Tracking a Legal Mystery in the Park
Not-a-Trail Signs Cite Not-a-Law
“Reference is a Mistake”
February 9, 2020
We have some progress on the thorny issue of the signs posted on recently closed trails in Memorial Park. The signs cited a Texas law against destruction of public property that doesn’t exist, a non-existent law—”Title 19, Chapter 191 of the Government Code of Texas”—that oddly has been cited by a variety of public agencies for years, including the Houston Parks Department, the Harris County Houston Sports Authority, the Buffalo Bayou Partnership, among others.
We are not in favor of destroying public property, whether that be by developers, private foundations, individuals, public agencies, country clubs or anybody else. But can you see a problem of definition here? What constitutes destruction of public property? Walking through public woods? Bulldozing trees on public land? Installing sheet pile walls and riprap on the banks of the bayou that are known to increase flooding and erosion across and down the way?

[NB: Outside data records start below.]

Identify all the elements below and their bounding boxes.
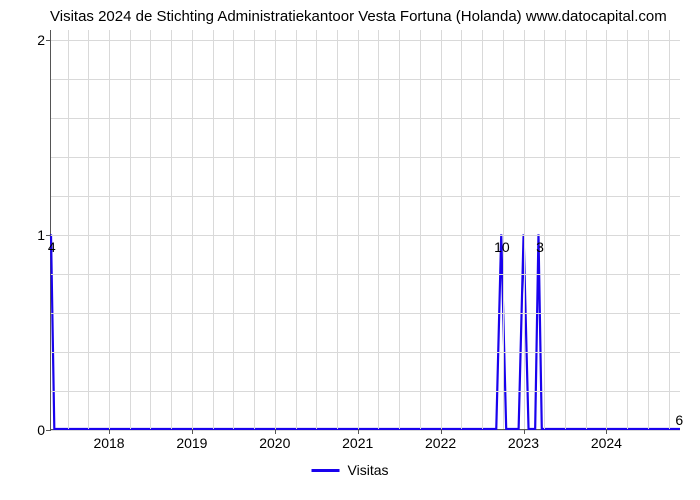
inner-data-label: 10 [494, 239, 510, 255]
y-tick [46, 430, 51, 431]
gridline-vertical [627, 30, 628, 429]
x-tick-label: 2024 [591, 435, 622, 451]
gridline-vertical [109, 30, 110, 429]
gridline-vertical [399, 30, 400, 429]
gridline-vertical [88, 30, 89, 429]
gridline-vertical [171, 30, 172, 429]
gridline-vertical [524, 30, 525, 429]
y-tick [46, 235, 51, 236]
y-tick-label: 2 [37, 32, 45, 48]
gridline-vertical [68, 30, 69, 429]
y-tick [46, 40, 51, 41]
chart-container: Visitas 2024 de Stichting Administratiek… [0, 0, 700, 500]
chart-title: Visitas 2024 de Stichting Administratiek… [50, 8, 667, 25]
gridline-vertical [233, 30, 234, 429]
gridline-vertical [254, 30, 255, 429]
gridline-horizontal [51, 79, 680, 80]
gridline-vertical [565, 30, 566, 429]
gridline-vertical [358, 30, 359, 429]
gridline-horizontal [51, 157, 680, 158]
x-tick [192, 429, 193, 434]
y-tick-label: 0 [37, 422, 45, 438]
gridline-horizontal [51, 430, 680, 431]
gridline-vertical [192, 30, 193, 429]
gridline-horizontal [51, 40, 680, 41]
gridline-vertical [482, 30, 483, 429]
x-tick-label: 2023 [508, 435, 539, 451]
gridline-vertical [275, 30, 276, 429]
gridline-horizontal [51, 235, 680, 236]
gridline-vertical [503, 30, 504, 429]
y-tick-label: 1 [37, 227, 45, 243]
inner-data-label: 3 [536, 239, 544, 255]
x-tick-label: 2021 [342, 435, 373, 451]
x-tick-label: 2019 [176, 435, 207, 451]
gridline-vertical [296, 30, 297, 429]
gridline-vertical [648, 30, 649, 429]
gridline-vertical [544, 30, 545, 429]
plot-area: 012201820192020202120222023202441036 [50, 30, 680, 430]
gridline-vertical [606, 30, 607, 429]
gridline-horizontal [51, 391, 680, 392]
gridline-vertical [420, 30, 421, 429]
x-tick [109, 429, 110, 434]
inner-data-label: 4 [48, 239, 56, 255]
legend: Visitas [312, 462, 389, 478]
gridline-horizontal [51, 274, 680, 275]
x-tick [275, 429, 276, 434]
gridline-horizontal [51, 196, 680, 197]
x-tick [606, 429, 607, 434]
x-tick [524, 429, 525, 434]
inner-data-label: 6 [675, 412, 683, 428]
x-tick [358, 429, 359, 434]
gridline-vertical [316, 30, 317, 429]
gridline-horizontal [51, 352, 680, 353]
gridline-vertical [669, 30, 670, 429]
gridline-horizontal [51, 313, 680, 314]
gridline-vertical [130, 30, 131, 429]
x-tick-label: 2022 [425, 435, 456, 451]
legend-swatch [312, 469, 340, 472]
gridline-vertical [461, 30, 462, 429]
gridline-horizontal [51, 118, 680, 119]
gridline-vertical [337, 30, 338, 429]
x-tick [441, 429, 442, 434]
legend-label: Visitas [348, 462, 389, 478]
gridline-vertical [213, 30, 214, 429]
gridline-vertical [586, 30, 587, 429]
x-tick-label: 2018 [93, 435, 124, 451]
x-tick-label: 2020 [259, 435, 290, 451]
gridline-vertical [150, 30, 151, 429]
gridline-vertical [441, 30, 442, 429]
gridline-vertical [378, 30, 379, 429]
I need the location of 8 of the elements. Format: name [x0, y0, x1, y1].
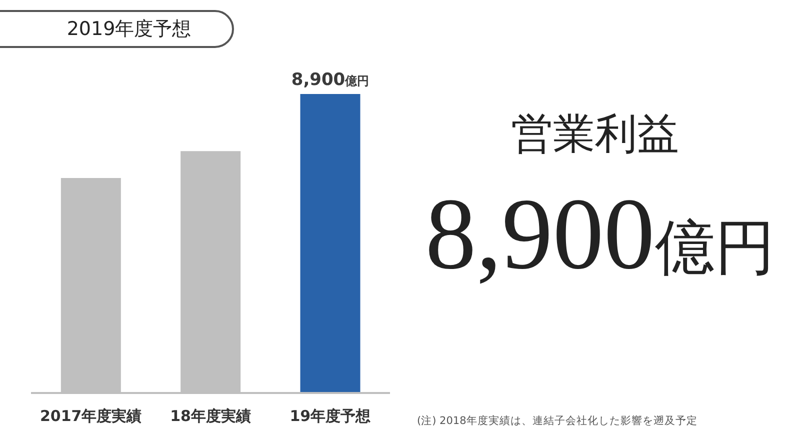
text: (注) 2018年度実績は、連結子会社化した影響を遡及予定 — [417, 414, 698, 428]
text: 営業利益 — [510, 111, 680, 160]
chart-title: 2019年度予想 — [66, 17, 192, 42]
x-tick-label: 19年度予想 — [290, 407, 372, 425]
x-tick-label: 2017年度実績 — [40, 407, 142, 425]
x-tick-label: 18年度実績 — [170, 407, 251, 425]
data-label: 8,900億円 — [291, 70, 370, 90]
text: 8,900億円 — [425, 178, 775, 291]
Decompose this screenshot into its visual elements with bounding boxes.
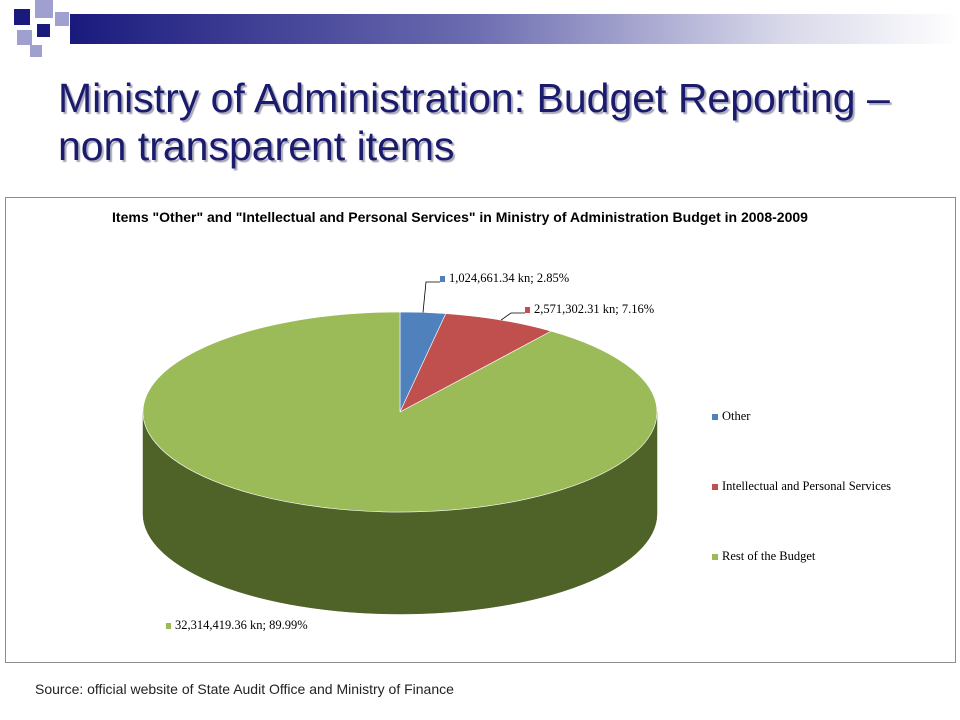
pie-slice-1 xyxy=(399,313,553,413)
chart-frame: Items "Other" and "Intellectual and Pers… xyxy=(5,197,956,663)
legend-item-2: Rest of the Budget xyxy=(722,549,816,563)
legend-swatch-0 xyxy=(712,414,718,420)
source-note: Source: official website of State Audit … xyxy=(35,681,454,697)
leader-line-0 xyxy=(422,281,440,313)
pie-chart: Items "Other" and "Intellectual and Pers… xyxy=(112,209,891,632)
header-square-4 xyxy=(17,30,32,45)
data-label-0: 1,024,661.34 kn; 2.85% xyxy=(449,271,569,285)
header-square-2 xyxy=(35,0,53,18)
chart-title: Items "Other" and "Intellectual and Pers… xyxy=(112,209,808,225)
data-label-key-2 xyxy=(166,623,171,629)
legend-swatch-2 xyxy=(712,554,718,560)
header-square-5 xyxy=(37,24,50,37)
slide-title: Ministry of Administration: Budget Repor… xyxy=(58,75,890,169)
header-square-1 xyxy=(14,9,30,25)
data-label-1: 2,571,302.31 kn; 7.16% xyxy=(534,302,654,316)
data-label-key-1 xyxy=(525,307,530,313)
header-square-3 xyxy=(55,12,69,26)
legend-swatch-1 xyxy=(712,484,718,490)
pie-slice-2 xyxy=(142,311,658,513)
legend-item-0: Other xyxy=(722,409,751,423)
data-label-2: 32,314,419.36 kn; 89.99% xyxy=(175,618,308,632)
header-square-6 xyxy=(30,45,42,57)
legend-item-1: Intellectual and Personal Services xyxy=(722,479,891,493)
data-label-key-0 xyxy=(440,276,445,282)
leader-line-1 xyxy=(500,312,525,321)
header-gradient-bar xyxy=(70,14,960,44)
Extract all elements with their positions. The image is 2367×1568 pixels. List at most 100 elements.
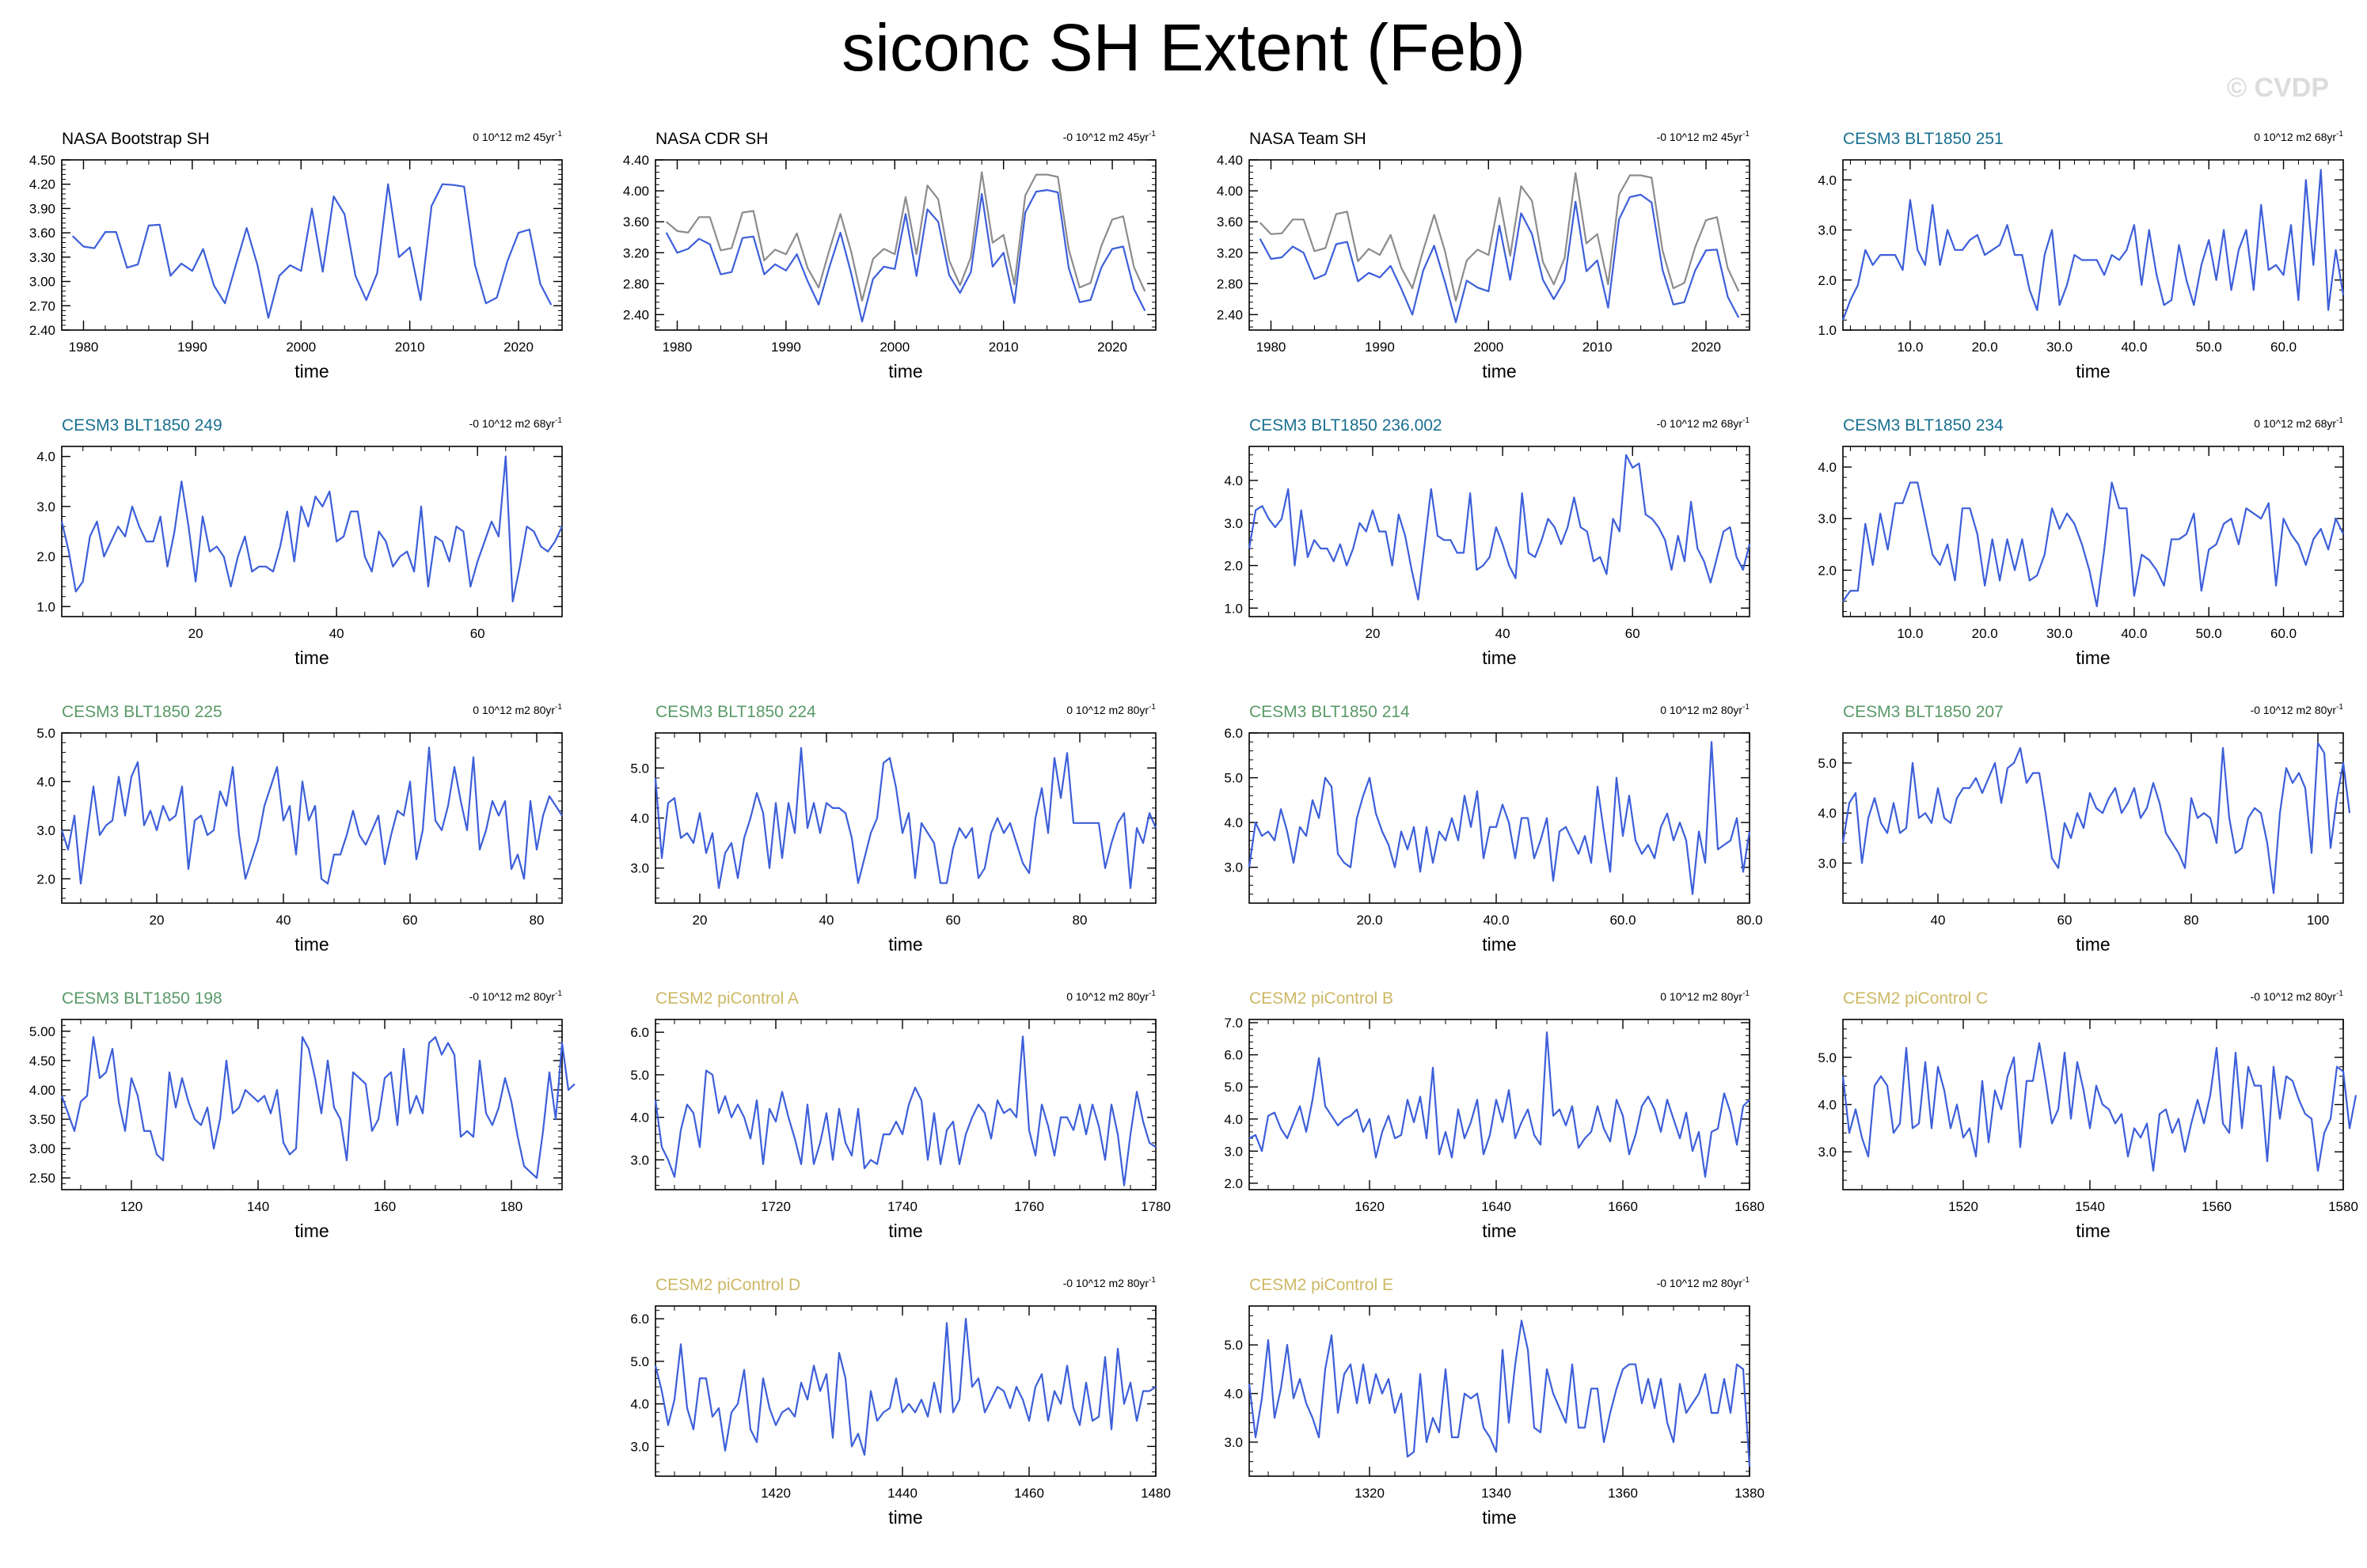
plot-frame [61,159,563,331]
x-tick-label: 20 [150,913,165,928]
panel-units: -0 10^12 m2 68yr-1 [469,416,563,430]
panel-units: -0 10^12 m2 80yr-1 [2251,703,2344,716]
y-tick-label: 5.0 [630,1354,649,1369]
panel-units: 0 10^12 m2 80yr-1 [1660,703,1750,716]
y-tick-label: 2.0 [1224,559,1243,574]
series-line [71,183,553,319]
y-tick-label: 3.0 [36,823,55,838]
panel-units: -0 10^12 m2 80yr-1 [1657,1276,1750,1289]
y-tick-label: 4.0 [36,774,55,789]
y-tick-label: 2.80 [1217,276,1243,291]
units-superscript: -1 [1149,703,1156,712]
y-tick-label: 3.0 [1818,856,1837,871]
panel-title: NASA Team SH [1249,130,1366,148]
chart-panel: 1420 1440 1460 1480 3.0 4.0 5.0 6.0 CESM2 piCont… [630,1276,1171,1528]
plot-frame [655,1305,1157,1477]
x-tick-label: 1760 [1014,1199,1044,1214]
y-tick-label: 2.80 [623,276,649,291]
chart-panel: 1520 1540 1560 1580 3.0 4.0 5.0 CESM2 piControl… [1818,989,2358,1241]
y-tick-label: 6.0 [630,1312,649,1327]
x-tick-label: 100 [2307,913,2329,928]
series-line [1248,454,1751,601]
y-tick-label: 2.0 [36,871,55,887]
x-tick-label: 2010 [395,340,425,355]
y-tick-label: 4.50 [29,1054,55,1069]
y-tick-label: 4.0 [1818,806,1837,821]
y-tick-label: 7.0 [1224,1016,1243,1031]
x-axis-label: time [294,1221,329,1241]
x-tick-label: 60 [2057,913,2073,928]
x-axis-label: time [888,1221,922,1241]
y-tick-label: 3.20 [1217,245,1243,260]
x-tick-label: 1360 [1608,1486,1638,1501]
x-tick-label: 2010 [1582,340,1613,355]
x-tick-label: 1620 [1354,1199,1385,1214]
x-axis-label: time [294,934,329,955]
x-tick-label: 20.0 [1356,913,1382,928]
y-tick-label: 4.0 [630,1397,649,1412]
x-tick-label: 80 [1073,913,1088,928]
series-line [654,746,1157,890]
chart-panel: 120 140 160 180 2.50 3.00 3.50 4.00 4.50 5.00 CESM… [29,989,576,1241]
plot-frame [1248,446,1750,617]
y-tick-label: 5.00 [29,1024,55,1039]
chart-panel: 40 60 80 100 3.0 4.0 5.0 CESM3 BLT1850 207 -0 10… [1818,703,2351,955]
x-tick-label: 20.0 [1972,340,1998,355]
panel-units: 0 10^12 m2 80yr-1 [473,703,562,716]
units-superscript: -1 [2336,703,2343,712]
x-tick-label: 40.0 [2121,340,2147,355]
y-tick-label: 4.0 [1224,1387,1243,1402]
x-tick-label: 1640 [1481,1199,1511,1214]
x-tick-label: 1380 [1734,1486,1765,1501]
x-tick-label: 1340 [1481,1486,1511,1501]
y-tick-label: 3.50 [29,1112,55,1127]
x-tick-label: 20.0 [1972,626,1998,641]
y-tick-label: 3.0 [1818,511,1837,526]
chart-panel: 1980 1990 2000 2010 2020 2.40 2.70 3.00 3.30 3.60… [29,130,563,382]
y-tick-label: 3.0 [1818,223,1837,238]
series-line [60,455,563,603]
series-line [60,1036,576,1179]
x-axis-label: time [294,647,329,668]
plot-frame [61,732,563,904]
x-tick-label: 160 [374,1199,396,1214]
y-tick-label: 3.0 [1224,860,1243,875]
x-tick-label: 1780 [1141,1199,1171,1214]
x-tick-label: 20 [188,626,203,641]
x-tick-label: 60 [946,913,961,928]
x-tick-label: 60 [470,626,485,641]
x-axis-label: time [2076,1221,2110,1241]
panel-title: CESM3 BLT1850 214 [1249,703,1410,721]
x-tick-label: 30.0 [2046,626,2073,641]
y-tick-label: 4.40 [1217,153,1243,168]
series-line [1842,481,2344,608]
watermark: © CVDP [2227,73,2329,103]
x-tick-label: 40 [1931,913,1946,928]
x-axis-label: time [294,361,329,382]
units-superscript: -1 [555,416,562,425]
plot-frame [61,446,563,617]
y-tick-label: 3.0 [36,499,55,514]
x-tick-label: 140 [247,1199,269,1214]
y-tick-label: 3.60 [29,226,55,241]
x-tick-label: 1520 [1948,1199,1978,1214]
units-superscript: -1 [2336,416,2343,425]
y-tick-label: 2.40 [29,323,55,338]
series-line [654,1035,1157,1186]
x-tick-label: 1980 [1256,340,1286,355]
y-tick-label: 5.0 [1224,1080,1243,1095]
plot-frame [1248,732,1750,904]
series-line [654,1317,1157,1456]
chart-panel: 20 40 60 80 2.0 3.0 4.0 5.0 CESM3 BLT1850 225 0 1… [36,703,563,955]
x-tick-label: 60.0 [2270,340,2297,355]
panel-title: CESM3 BLT1850 198 [62,989,222,1008]
y-tick-label: 4.00 [29,1083,55,1098]
x-tick-label: 1740 [887,1199,918,1214]
y-tick-label: 2.0 [1224,1176,1243,1191]
panel-units: 0 10^12 m2 45yr-1 [473,130,562,143]
series-line [665,189,1146,323]
x-axis-label: time [1482,647,1516,668]
series-line [1841,1042,2358,1172]
panel-title: CESM2 piControl D [655,1276,800,1294]
x-tick-label: 120 [120,1199,142,1214]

Researching the Appropriate Reference
In any case, the Harris County Attorney’s Office was just as puzzled as we were about the citation of a non-existent state law. The Houston City Attorney didn’t respond to several queries, likely because they had no response. We had to call in some big guns, like newly-elected City Councilmember Abbie Kamin, who represents District C, which includes Memorial Park.
This took a few weeks. But the mayor’s Deputy Chief of Staff James Koski graciously looked into it for us. “We are aware that the reference on the old sign is a mistake,” he wrote in a recent email. “Legal is researching what the appropriate reference to state code or city ordinance will be for signage going forward.”
In the meantime, the signs are still there.
Unofficial but Popular Footpaths
The dirt paths are unofficial trails through the lovely woods, up-and-down ravines and along the high banks above Buffalo Bayou on the southern edge of the park. They have long been used and maintained by hikers and runners, even after they were officially closed to bikers years ago.
We wish the Memorial Park Conservancy would remove the signs and fencing. The trails here are no more dangerous than official trails in other parts of the park.
It’s true the storms and flooding of the last few years have eaten away at the banks, though parts of the banks are slowly rebuilding naturally. They would be rebuilding and self-restoring even faster if contractors working for the Harris County Flood Control District hadn’t removed so many trees and woody debris from sides of the channel after Harvey.
Hardening the country club bank across the way, increasing the velocity of the flow and sending it pounding into the opposite bank, is not helping either.